Re: DSM: Almost Democracy

From: Alan Klein (Alan@klein.net)
Date: Sat Nov 03 2001 - 12:53:28 EST


Scott,

Thanks for the info on the Assembly's makeup.

My point was not about how the Assembly has actually functioned, nor about
how parents have actually functioned. My point, which you corroborated when
you say that the Assembly is the body that can change the Bylaws (as versus
the SM), is that, high hurdles notwithstanding, the Assembly COULD indeed
pull the plug.
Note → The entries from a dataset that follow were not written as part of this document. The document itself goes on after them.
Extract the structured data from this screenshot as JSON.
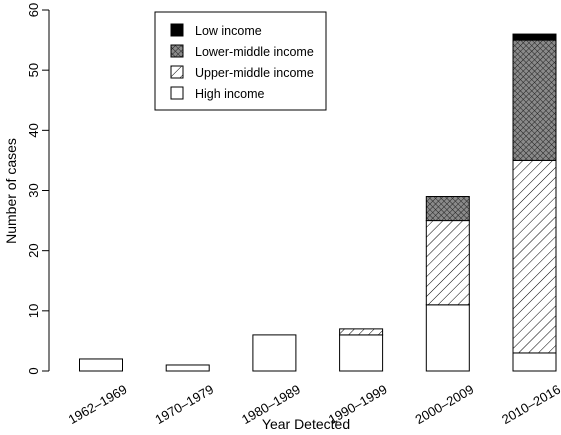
{
  "chart_data": {
    "type": "bar",
    "stacked": true,
    "categories": [
      "1962–1969",
      "1970–1979",
      "1980–1989",
      "1990–1999",
      "2000–2009",
      "2010–2016"
    ],
    "series": [
      {
        "name": "High income",
        "pattern": "solid",
        "color": "#ffffff",
        "values": [
          2,
          1,
          6,
          6,
          11,
          3
        ]
      },
      {
        "name": "Upper-middle income",
        "pattern": "diagonal-hatch",
        "color": "#000000",
        "values": [
          0,
          0,
          0,
          1,
          14,
          32
        ]
      },
      {
        "name": "Lower-middle income",
        "pattern": "cross-hatch",
        "color": "#555555",
        "values": [
          0,
          0,
          0,
          0,
          4,
          20
        ]
      },
      {
        "name": "Low income",
        "pattern": "solid",
        "color": "#000000",
        "values": [
          0,
          0,
          0,
          0,
          0,
          1
        ]
      }
    ],
    "legend": {
      "position": "top-center",
      "order": [
        "Low income",
        "Lower-middle income",
        "Upper-middle income",
        "High income"
      ]
    },
    "xlabel": "Year Detected",
    "ylabel": "Number of cases",
    "ylim": [
      0,
      60
    ],
    "yticks": [
      0,
      10,
      20,
      30,
      40,
      50,
      60
    ],
    "grid": false
  }
}
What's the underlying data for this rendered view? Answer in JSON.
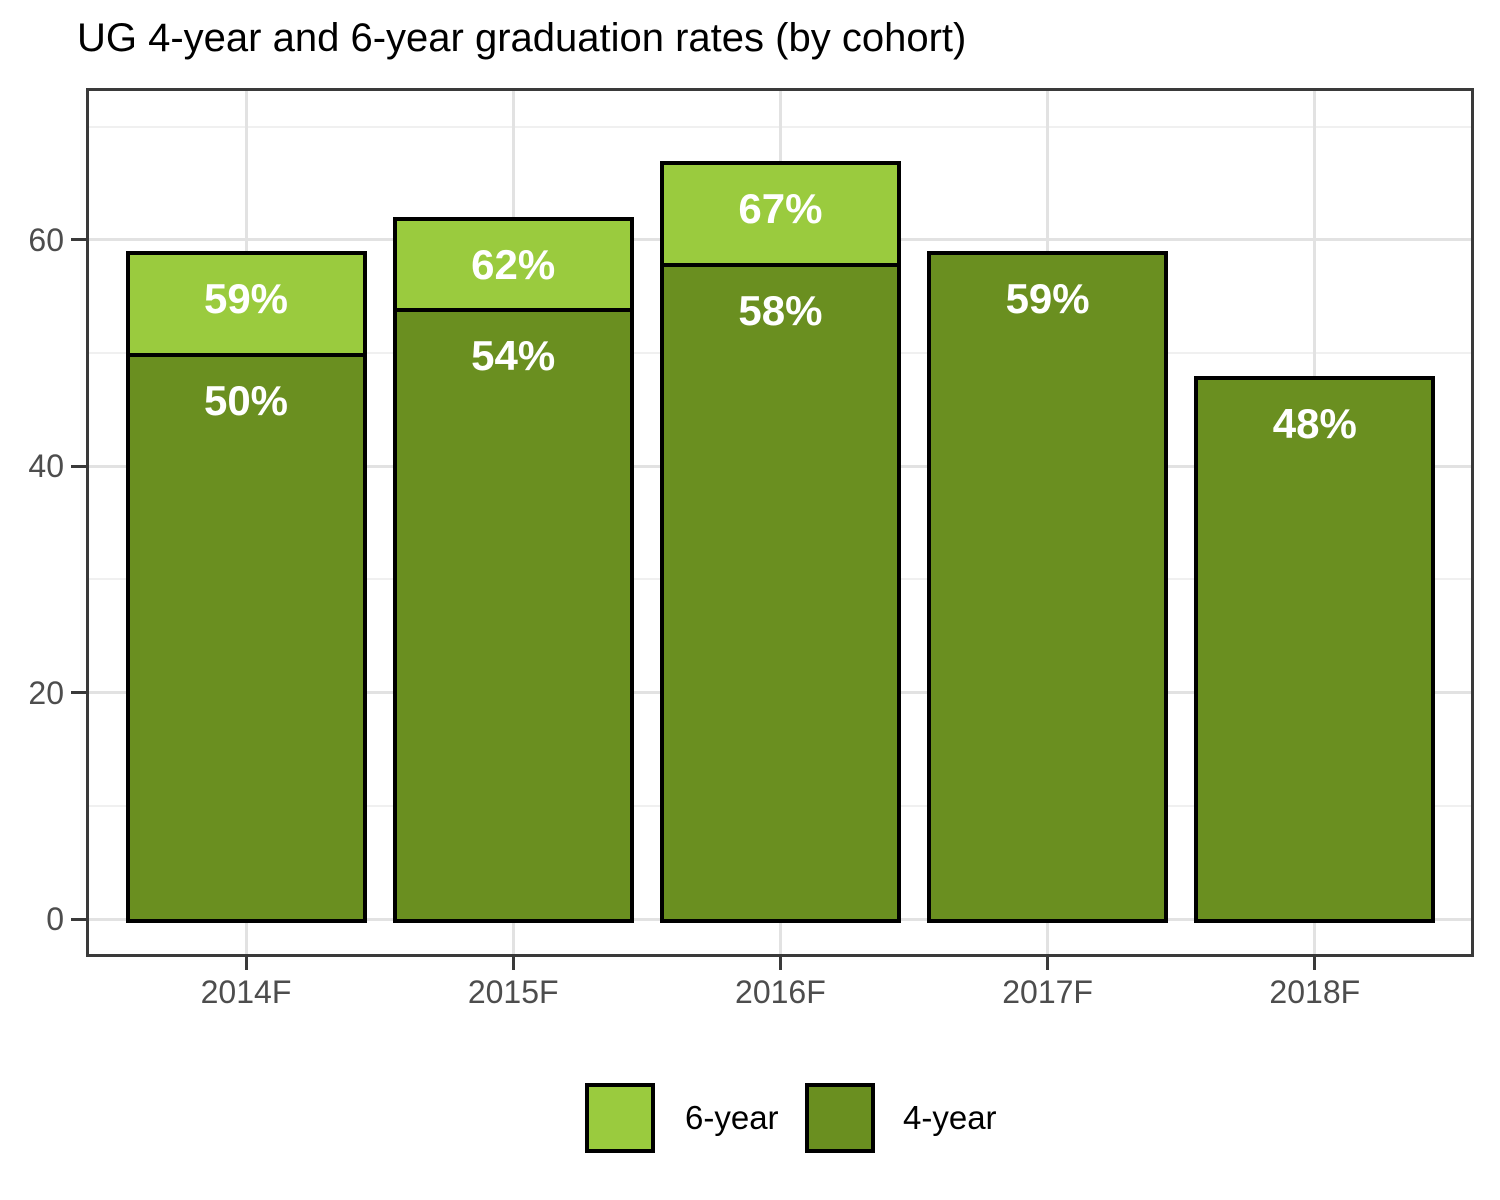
{
  "chart_data": {
    "type": "bar",
    "title": "UG 4-year and 6-year graduation rates (by cohort)",
    "categories": [
      "2014F",
      "2015F",
      "2016F",
      "2017F",
      "2018F"
    ],
    "series": [
      {
        "name": "6-year",
        "color": "#9ACB3E",
        "values": [
          59,
          62,
          67,
          null,
          null
        ]
      },
      {
        "name": "4-year",
        "color": "#6A8F20",
        "values": [
          50,
          54,
          58,
          59,
          48
        ]
      }
    ],
    "value_label_suffix": "%",
    "value_label_color": "#FFFFFF",
    "bar_border_color": "#000000",
    "xlabel": "",
    "ylabel": "",
    "ylim": [
      -3.4,
      73.4
    ],
    "yticks": [
      0,
      20,
      40,
      60
    ],
    "yminor": [
      10,
      30,
      50,
      70
    ],
    "grid": "horizontal major+minor, vertical major at categories",
    "legend_position": "bottom",
    "panel_border_color": "#3A3A3A",
    "axis_text_color": "#4D4D4D"
  }
}
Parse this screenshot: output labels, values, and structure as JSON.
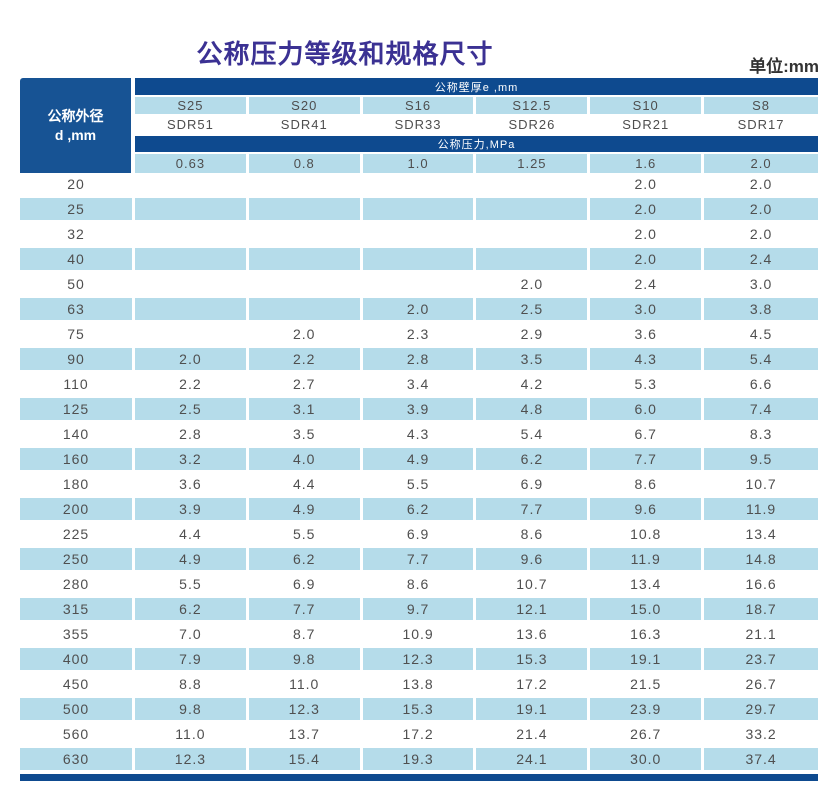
{
  "title": "公称压力等级和规格尺寸",
  "unit_label": "单位:mm",
  "colors": {
    "band_blue": "#0e4a8f",
    "corner_blue": "#175394",
    "stripe_blue": "#b5dcea",
    "title_purple": "#3b3193",
    "data_text": "#4f4f4f"
  },
  "table": {
    "corner_header": {
      "line1": "公称外径",
      "line2": "d ,mm"
    },
    "wall_thickness_header": "公称壁厚e ,mm",
    "pressure_header": "公称压力,MPa",
    "series_labels": [
      "S25",
      "S20",
      "S16",
      "S12.5",
      "S10",
      "S8"
    ],
    "sdr_labels": [
      "SDR51",
      "SDR41",
      "SDR33",
      "SDR26",
      "SDR21",
      "SDR17"
    ],
    "pressure_values": [
      "0.63",
      "0.8",
      "1.0",
      "1.25",
      "1.6",
      "2.0"
    ],
    "rows": [
      {
        "d": "20",
        "values": [
          "",
          "",
          "",
          "",
          "2.0",
          "2.0"
        ]
      },
      {
        "d": "25",
        "values": [
          "",
          "",
          "",
          "",
          "2.0",
          "2.0"
        ]
      },
      {
        "d": "32",
        "values": [
          "",
          "",
          "",
          "",
          "2.0",
          "2.0"
        ]
      },
      {
        "d": "40",
        "values": [
          "",
          "",
          "",
          "",
          "2.0",
          "2.4"
        ]
      },
      {
        "d": "50",
        "values": [
          "",
          "",
          "",
          "2.0",
          "2.4",
          "3.0"
        ]
      },
      {
        "d": "63",
        "values": [
          "",
          "",
          "2.0",
          "2.5",
          "3.0",
          "3.8"
        ]
      },
      {
        "d": "75",
        "values": [
          "",
          "2.0",
          "2.3",
          "2.9",
          "3.6",
          "4.5"
        ]
      },
      {
        "d": "90",
        "values": [
          "2.0",
          "2.2",
          "2.8",
          "3.5",
          "4.3",
          "5.4"
        ]
      },
      {
        "d": "110",
        "values": [
          "2.2",
          "2.7",
          "3.4",
          "4.2",
          "5.3",
          "6.6"
        ]
      },
      {
        "d": "125",
        "values": [
          "2.5",
          "3.1",
          "3.9",
          "4.8",
          "6.0",
          "7.4"
        ]
      },
      {
        "d": "140",
        "values": [
          "2.8",
          "3.5",
          "4.3",
          "5.4",
          "6.7",
          "8.3"
        ]
      },
      {
        "d": "160",
        "values": [
          "3.2",
          "4.0",
          "4.9",
          "6.2",
          "7.7",
          "9.5"
        ]
      },
      {
        "d": "180",
        "values": [
          "3.6",
          "4.4",
          "5.5",
          "6.9",
          "8.6",
          "10.7"
        ]
      },
      {
        "d": "200",
        "values": [
          "3.9",
          "4.9",
          "6.2",
          "7.7",
          "9.6",
          "11.9"
        ]
      },
      {
        "d": "225",
        "values": [
          "4.4",
          "5.5",
          "6.9",
          "8.6",
          "10.8",
          "13.4"
        ]
      },
      {
        "d": "250",
        "values": [
          "4.9",
          "6.2",
          "7.7",
          "9.6",
          "11.9",
          "14.8"
        ]
      },
      {
        "d": "280",
        "values": [
          "5.5",
          "6.9",
          "8.6",
          "10.7",
          "13.4",
          "16.6"
        ]
      },
      {
        "d": "315",
        "values": [
          "6.2",
          "7.7",
          "9.7",
          "12.1",
          "15.0",
          "18.7"
        ]
      },
      {
        "d": "355",
        "values": [
          "7.0",
          "8.7",
          "10.9",
          "13.6",
          "16.3",
          "21.1"
        ]
      },
      {
        "d": "400",
        "values": [
          "7.9",
          "9.8",
          "12.3",
          "15.3",
          "19.1",
          "23.7"
        ]
      },
      {
        "d": "450",
        "values": [
          "8.8",
          "11.0",
          "13.8",
          "17.2",
          "21.5",
          "26.7"
        ]
      },
      {
        "d": "500",
        "values": [
          "9.8",
          "12.3",
          "15.3",
          "19.1",
          "23.9",
          "29.7"
        ]
      },
      {
        "d": "560",
        "values": [
          "11.0",
          "13.7",
          "17.2",
          "21.4",
          "26.7",
          "33.2"
        ]
      },
      {
        "d": "630",
        "values": [
          "12.3",
          "15.4",
          "19.3",
          "24.1",
          "30.0",
          "37.4"
        ]
      }
    ]
  }
}
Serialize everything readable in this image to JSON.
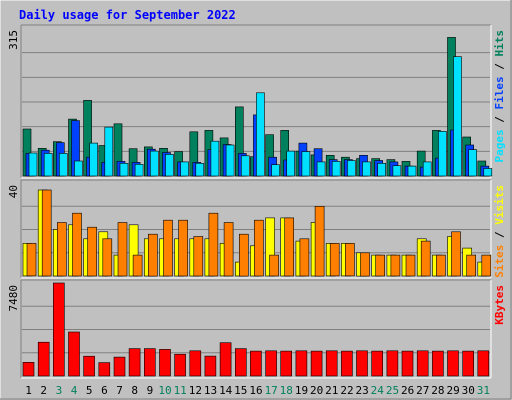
{
  "title": "Daily usage for September 2022",
  "colors": {
    "background": "#c0c0c0",
    "title": "#0000ff",
    "hits": "#00805c",
    "files": "#0040ff",
    "pages": "#00e0ff",
    "visits": "#ffff00",
    "sites": "#ff8000",
    "kbytes": "#ff0000",
    "weekend": "#00805c",
    "weekday": "#000000"
  },
  "chart_data": [
    {
      "type": "bar",
      "name": "hits-files-pages",
      "max_label": "315",
      "ylim": [
        0,
        315
      ],
      "legend": [
        "Pages",
        "Files",
        "Hits"
      ],
      "series": [
        {
          "name": "Hits",
          "values": [
            100,
            59,
            73,
            121,
            161,
            65,
            111,
            58,
            62,
            59,
            52,
            94,
            97,
            81,
            147,
            41,
            88,
            97,
            53,
            45,
            44,
            40,
            37,
            37,
            35,
            31,
            53,
            97,
            295,
            83,
            32
          ]
        },
        {
          "name": "Files",
          "values": [
            48,
            55,
            71,
            118,
            40,
            29,
            31,
            29,
            57,
            50,
            30,
            29,
            56,
            67,
            48,
            130,
            40,
            34,
            70,
            58,
            35,
            35,
            44,
            33,
            30,
            21,
            19,
            38,
            98,
            66,
            21
          ]
        },
        {
          "name": "Pages",
          "values": [
            49,
            48,
            48,
            32,
            70,
            104,
            27,
            25,
            53,
            46,
            30,
            27,
            74,
            66,
            43,
            177,
            24,
            53,
            52,
            30,
            31,
            33,
            30,
            27,
            22,
            21,
            30,
            95,
            254,
            56,
            16
          ]
        }
      ],
      "x": [
        1,
        2,
        3,
        4,
        5,
        6,
        7,
        8,
        9,
        10,
        11,
        12,
        13,
        14,
        15,
        16,
        17,
        18,
        19,
        20,
        21,
        22,
        23,
        24,
        25,
        26,
        27,
        28,
        29,
        30,
        31
      ]
    },
    {
      "type": "bar",
      "name": "visits-sites",
      "max_label": "40",
      "ylim": [
        0,
        40
      ],
      "legend": [
        "Sites",
        "Visits"
      ],
      "series": [
        {
          "name": "Visits",
          "values": [
            14,
            37,
            20,
            22,
            16,
            19,
            9,
            22,
            16,
            16,
            16,
            16,
            16,
            14,
            6,
            13,
            25,
            25,
            15,
            23,
            14,
            14,
            10,
            9,
            9,
            9,
            16,
            9,
            17,
            12,
            6
          ]
        },
        {
          "name": "Sites",
          "values": [
            14,
            37,
            23,
            27,
            21,
            16,
            23,
            9,
            18,
            24,
            24,
            17,
            27,
            23,
            18,
            24,
            9,
            25,
            16,
            30,
            14,
            14,
            10,
            9,
            9,
            9,
            15,
            9,
            19,
            9,
            9
          ]
        }
      ],
      "x": [
        1,
        2,
        3,
        4,
        5,
        6,
        7,
        8,
        9,
        10,
        11,
        12,
        13,
        14,
        15,
        16,
        17,
        18,
        19,
        20,
        21,
        22,
        23,
        24,
        25,
        26,
        27,
        28,
        29,
        30,
        31
      ]
    },
    {
      "type": "bar",
      "name": "kbytes",
      "max_label": "7480",
      "ylim": [
        0,
        7480
      ],
      "legend": [
        "KBytes"
      ],
      "series": [
        {
          "name": "KBytes",
          "values": [
            1100,
            2720,
            7480,
            3540,
            1590,
            1080,
            1520,
            2200,
            2200,
            2140,
            1750,
            2030,
            1600,
            2680,
            2200,
            2000,
            2030,
            2000,
            2030,
            2000,
            2030,
            2000,
            2030,
            2000,
            2030,
            2000,
            2030,
            2000,
            2030,
            2000,
            2030
          ]
        }
      ],
      "x": [
        1,
        2,
        3,
        4,
        5,
        6,
        7,
        8,
        9,
        10,
        11,
        12,
        13,
        14,
        15,
        16,
        17,
        18,
        19,
        20,
        21,
        22,
        23,
        24,
        25,
        26,
        27,
        28,
        29,
        30,
        31
      ]
    }
  ],
  "x_labels": [
    "1",
    "2",
    "3",
    "4",
    "5",
    "6",
    "7",
    "8",
    "9",
    "10",
    "11",
    "12",
    "13",
    "14",
    "15",
    "16",
    "17",
    "18",
    "19",
    "20",
    "21",
    "22",
    "23",
    "24",
    "25",
    "26",
    "27",
    "28",
    "29",
    "30",
    "31"
  ],
  "weekend_days": [
    3,
    4,
    10,
    11,
    17,
    18,
    24,
    25,
    31
  ]
}
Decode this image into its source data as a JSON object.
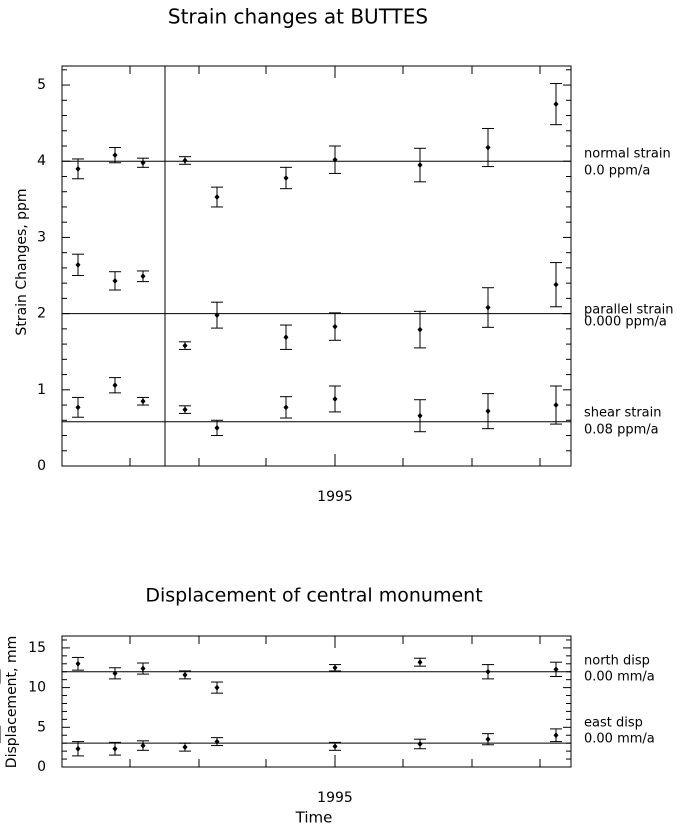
{
  "chart_data": [
    {
      "type": "scatter",
      "title": "Strain changes at BUTTES",
      "xlabel": "",
      "ylabel": "Strain Changes, ppm",
      "x_tick_labels": [
        "1995"
      ],
      "y_tick_labels": [
        "0",
        "1",
        "2",
        "3",
        "4",
        "5"
      ],
      "ylim": [
        0,
        5.25
      ],
      "series": [
        {
          "name": "normal strain",
          "rate": "0.0 ppm/a",
          "reference_level": 4.0,
          "x": [
            1,
            2,
            3,
            4,
            5,
            6,
            7,
            8,
            9,
            10
          ],
          "values": [
            3.9,
            4.08,
            3.98,
            4.01,
            3.53,
            3.78,
            4.02,
            3.95,
            4.18,
            4.75
          ],
          "errors": [
            0.13,
            0.1,
            0.06,
            0.05,
            0.13,
            0.14,
            0.18,
            0.22,
            0.25,
            0.27
          ]
        },
        {
          "name": "parallel strain",
          "rate": "0.000 ppm/a",
          "reference_level": 2.0,
          "x": [
            1,
            2,
            3,
            4,
            5,
            6,
            7,
            8,
            9,
            10
          ],
          "values": [
            2.64,
            2.43,
            2.49,
            1.58,
            1.98,
            1.69,
            1.83,
            1.79,
            2.08,
            2.38
          ],
          "errors": [
            0.14,
            0.12,
            0.07,
            0.05,
            0.17,
            0.16,
            0.18,
            0.24,
            0.26,
            0.29
          ]
        },
        {
          "name": "shear strain",
          "rate": "0.08 ppm/a",
          "reference_level": 0.58,
          "x": [
            1,
            2,
            3,
            4,
            5,
            6,
            7,
            8,
            9,
            10
          ],
          "values": [
            0.77,
            1.06,
            0.85,
            0.74,
            0.5,
            0.77,
            0.88,
            0.66,
            0.72,
            0.8
          ],
          "errors": [
            0.13,
            0.1,
            0.05,
            0.05,
            0.1,
            0.14,
            0.17,
            0.21,
            0.23,
            0.25
          ]
        }
      ]
    },
    {
      "type": "scatter",
      "title": "Displacement of central monument",
      "xlabel": "Time",
      "ylabel": "Displacement, mm",
      "x_tick_labels": [
        "1995"
      ],
      "y_tick_labels": [
        "0",
        "5",
        "10",
        "15"
      ],
      "ylim": [
        0,
        16.5
      ],
      "series": [
        {
          "name": "north disp",
          "rate": "0.00 mm/a",
          "reference_level": 12.0,
          "x": [
            1,
            2,
            3,
            4,
            5,
            7,
            8,
            9,
            10,
            11
          ],
          "values": [
            13.0,
            11.8,
            12.4,
            11.6,
            10.0,
            12.5,
            13.2,
            12.0,
            12.3,
            11.4
          ],
          "errors": [
            0.8,
            0.7,
            0.7,
            0.5,
            0.7,
            0.4,
            0.5,
            0.9,
            0.9,
            0.9
          ]
        },
        {
          "name": "east disp",
          "rate": "0.00 mm/a",
          "reference_level": 3.0,
          "x": [
            1,
            2,
            3,
            4,
            5,
            7,
            8,
            9,
            10,
            11
          ],
          "values": [
            2.3,
            2.3,
            2.7,
            2.5,
            3.2,
            2.6,
            2.9,
            3.5,
            4.0,
            4.1
          ],
          "errors": [
            0.9,
            0.8,
            0.6,
            0.5,
            0.5,
            0.5,
            0.6,
            0.7,
            0.8,
            1.1
          ]
        }
      ]
    }
  ]
}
The analogy to the Massachusetts is faulty, since (I assume)
that changes to the Massachusetts Constitution cannot be made by the
legislature alone, even acting unanimously.

The comparison i was trying to draw was this: Often, when someone brings up
their experience doing "almost democracy" in a non-democratic school,
someone else on this list will say something to the effect of, "Yes, BUT you
retained the final authority and the kids knew that they had better make
decisions like you wanted them to or you were going to pull the plug on the
whole thing."

In point of fact, we all function within larger systems, many segments of
which could pull the plug on our democratic schools. Parents could decide
not to support us, local laws could mitigate against us, etc. So long as we
acknowledge these constraints on our power, I don't see that people doing
"almost democracy" in non-democratic schools are lying to anyone, as you
suggested they do when you said, "I can't 'prove' that being systematically
lied to is worse than being forced to make my bed..."

~Alan

----- Original Message -----
From: "Scott David Gray" <sgray@aramis.sudval.org>
> > In fact, it occurs to me to wonder what the age breakdown of the SVS
> > Assembly is, because that's where the Bylaws live and that's from where
the
> > power of the SM flows. I hypothesize that there are more adults in the
> > Assembly than students. If I am correct, just as I could have pulled the
> > plug on the democracy in my classroom, so could the Assembly pull the
plug
> > on SVS's democracy. In either case, the adults have the final veto
power. In
> > fact, leaving the Assembly aside, I daresay that almost all students at
SVS
> > and at other democratic schools are dependent on their parents for
funding.
> > It is the parents, then, who have the final veto power over the freedoms
at
> > democratic schools - no parents equals no students which equals no
school.
>
> I believe that there are more School Meeting members than
> parents at the present (we average almost exactly 2 kids per
> family, there are some 1-parent families, and the SM
> includes staff). However, your reading of the division of
> powers in the school is mistaken. The School Meeting does
> _not_ derive its power from the Assembly -- it derives its
> power from the By-Laws (the same document that the Assembly
> derives its power from).
>
> The division between these two "houses" is very plain. The
> Assembly may discuss broad philosophical issues, vote on the
> award of diplomas, _review_ the budget (it does not author),
> and offer amendments to the By-Laws (requiring a 2/3
> majority). Meanwhile, the SM is responsible for all
> day-to-day operations of the school, including the hiring
> and firing of the staff, the authoring of the budget, the
> school rules and the administration of the school.